真面目すぎるがゆえに選んだ、“芸能界”との決別だった。
高いプロ意識で11年間ノースキャンダルを貫き、王道アイドルとして君臨し続けた。かつては「サイボーグ」と呼ばれたことも。
個性豊かなメンバーがそろったAKB48の中でも、特に貴重なメンバーだった。
幾度となく好きな男性のタイプを聞かれても、漠然とした答えを返すのみで、明言することはほとんどなかった。当然、全てのファンがタイプに当てはまるわけではない。
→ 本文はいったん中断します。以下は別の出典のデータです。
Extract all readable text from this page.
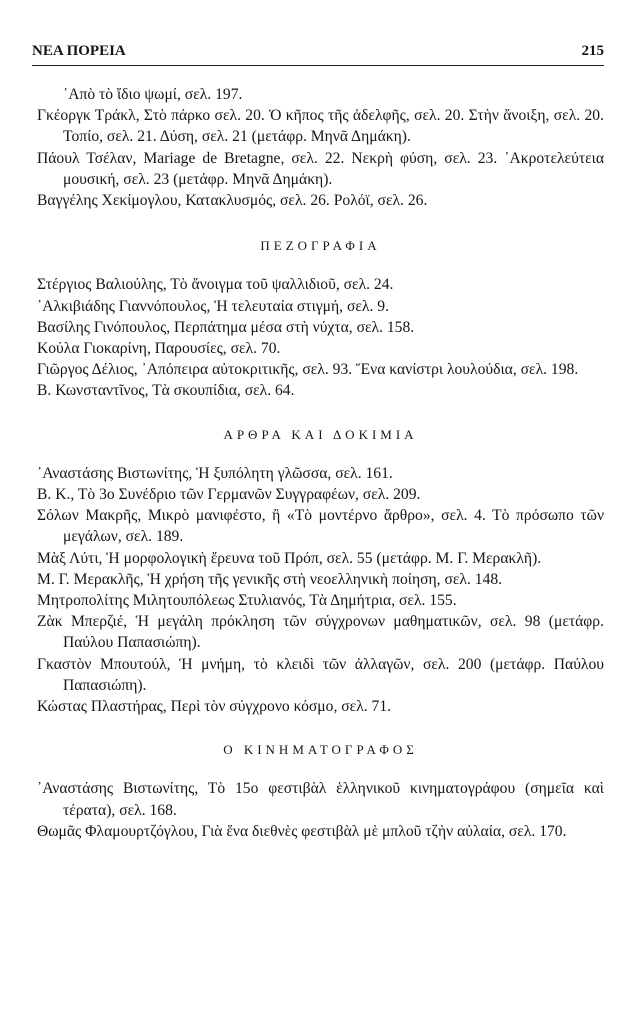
ΝΕΑ ΠΟΡΕΙΑ	215

᾿Απὸ τὸ ἴδιο ψωμί, σελ. 197.

Γκέοργκ Τράκλ, Στὸ πάρκο σελ. 20. Ὁ κῆπος τῆς ἀδελφῆς, σελ. 20. Στὴν ἄνοιξη, σελ. 20. Τοπίο, σελ. 21. Δύση, σελ. 21 (μετάφρ. Μηνᾶ Δημάκη).

Πάουλ Τσέλαν, Mariage de Bretagne, σελ. 22. Νεκρὴ φύση, σελ. 23. ᾿Ακροτελεύτεια μουσική, σελ. 23 (μετάφρ. Μηνᾶ Δημάκη).

Βαγγέλης Χεκίμογλου, Κατακλυσμός, σελ. 26. Ρολόϊ, σελ. 26.

ΠΕΖΟΓΡΑΦΙΑ

Στέργιος Βαλιούλης, Τὸ ἄνοιγμα τοῦ ψαλλιδιοῦ, σελ. 24.

᾿Αλκιβιάδης Γιαννόπουλος, Ἡ τελευταία στιγμή, σελ. 9.

Βασίλης Γινόπουλος, Περπάτημα μέσα στὴ νύχτα, σελ. 158.

Κούλα Γιοκαρίνη, Παρουσίες, σελ. 70.

Γιῶργος Δέλιος, ᾿Απόπειρα αὐτοκριτικῆς, σελ. 93. Ἕνα κανίστρι λουλούδια, σελ. 198.

Β. Κωνσταντῖνος, Τὰ σκουπίδια, σελ. 64.

ΑΡΘΡΑ ΚΑΙ ΔΟΚΙΜΙΑ

᾿Αναστάσης Βιστωνίτης, Ἡ ξυπόλητη γλῶσσα, σελ. 161.

Β. Κ., Τὸ 3ο Συνέδριο τῶν Γερμανῶν Συγγραφέων, σελ. 209.

Σόλων Μακρῆς, Μικρὸ μανιφέστο, ἢ «Τὸ μοντέρνο ἄρθρο», σελ. 4. Τὸ πρόσωπο τῶν μεγάλων, σελ. 189.

Μὰξ Λύτι, Ἡ μορφολογικὴ ἔρευνα τοῦ Πρόπ, σελ. 55 (μετάφρ. Μ. Γ. Μερακλῆ).

Μ. Γ. Μερακλῆς, Ἡ χρήση τῆς γενικῆς στὴ νεοελληνικὴ ποίηση, σελ. 148.

Μητροπολίτης Μιλητουπόλεως Στυλιανός, Τὰ Δημήτρια, σελ. 155.

Ζὰκ Μπερζιέ, Ἡ μεγάλη πρόκληση τῶν σύγχρονων μαθηματικῶν, σελ. 98 (μετάφρ. Παύλου Παπασιώπη).

Γκαστὸν Μπουτούλ, Ἡ μνήμη, τὸ κλειδὶ τῶν ἀλλαγῶν, σελ. 200 (μετάφρ. Παύλου Παπασιώπη).

Κώστας Πλαστήρας, Περὶ τὸν σύγχρονο κόσμο, σελ. 71.

Ο ΚΙΝΗΜΑΤΟΓΡΑΦΟΣ

᾿Αναστάσης Βιστωνίτης, Τὸ 15ο φεστιβὰλ ἑλληνικοῦ κινηματογράφου (σημεῖα καὶ τέρατα), σελ. 168.

Θωμᾶς Φλαμουρτζόγλου, Γιὰ ἕνα διεθνὲς φεστιβὰλ μὲ μπλοῦ τζὴν αὐλαία, σελ. 170.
「ファンの方を悲しませるわけにはいかないので」とほほえんだ。男性スキャンダルを追う週刊誌も「無理だった。渡辺麻友は本当に何もない」とついに音を上げたという。
ブレない姿勢はアイドル卒業後も続いた。飲み会などの会合に参加することも、ほとんどなかった。
ついに1つの浮いた話さえなかった。ある意味、女優・タレントとしては「異端」な存在だった。
エンターテインメントは時に理不尽だ。必ずしも正義が勝つとは限らない。「うそも方便」がまかり通ることもある。
渡辺と“芸能界”との間には、どこかで「ズレ」が生じていたのかもしれない。
強すぎる責任感が、中途半端な答えではなく、「引退」という重い言葉を導いたのだろう。